Friday, August 12, 2011

Is it bad being too close with your family member?

I've noticed that I have grown more attached to my parents. I even sometimes call them "mommy" and "daddy" as if I'm a little girl when I'm really sixteen. I often hug them and like to snuggle with them when they're sitting on the couch. I'm very dependent on my mother and sometimes it could be a bad thing. But people have noticed that I'm very close with my grandfather who has Alzheimer's disease. It's been that way since I was a baby. He used to sing me a lullaby as he rocked me in his rocking chair, he used to buy me candy bars from the local store, and I used to ask him to draw me pictures. Sometimes I worry if he's going to die because he's 91 years old. I love him very much and he's almost like my best friend. I was touched when he remember who I was because I showed him my school yearbook and he managed to point out who I was. He even commented on how much I've grown.
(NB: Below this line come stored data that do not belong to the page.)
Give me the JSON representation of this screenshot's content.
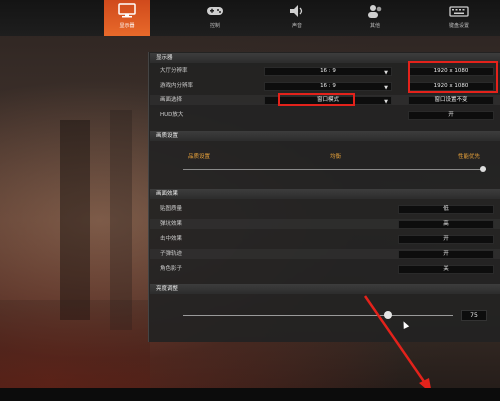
{
  "nav": {
    "items": [
      {
        "label": "显示器",
        "icon": "monitor-icon",
        "active": true
      },
      {
        "label": "控制",
        "icon": "gamepad-icon",
        "active": false
      },
      {
        "label": "声音",
        "icon": "speaker-icon",
        "active": false
      },
      {
        "label": "其他",
        "icon": "people-icon",
        "active": false
      },
      {
        "label": "键盘设置",
        "icon": "keyboard-icon",
        "active": false
      }
    ]
  },
  "display": {
    "header": "显示器",
    "rows": [
      {
        "label": "大厅分辨率",
        "value": "16 : 9",
        "extra": "1920 x 1080"
      },
      {
        "label": "游戏内分辨率",
        "value": "16 : 9",
        "extra": "1920 x 1080"
      },
      {
        "label": "画面选择",
        "value": "窗口模式",
        "extra": "窗口设置不变"
      },
      {
        "label": "HUD放大",
        "value": "",
        "extra": "开"
      }
    ]
  },
  "quality": {
    "header": "画质设置",
    "low": "品质设置",
    "mid": "均衡",
    "high": "性能优先"
  },
  "effects": {
    "header": "画面效果",
    "rows": [
      {
        "label": "贴图质量",
        "value": "低"
      },
      {
        "label": "弹坑效果",
        "value": "高"
      },
      {
        "label": "击中效果",
        "value": "开"
      },
      {
        "label": "子弹轨迹",
        "value": "开"
      },
      {
        "label": "角色影子",
        "value": "关"
      }
    ]
  },
  "volume": {
    "header": "亮度调整",
    "value": "75",
    "level": 0.75
  },
  "colors": {
    "accent": "#e8692a",
    "highlight": "#e3221b",
    "quality_text": "#e8a23a"
  }
}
He doesn't even remember he's married to my grandmother or that my mother and her siblings are his children. But his face always lights up when he sees me and he lets me kiss him before I leave the nursing home. He even kisses me back. Now that he has a great-granddaughter, he talks about her more and I'm a little jealous because I used to be his "little baby". That was my nickname. I'm sometimes kind of y over the fact that I'm his favorite grandchild and that he remembers me. Is that a little bit too close?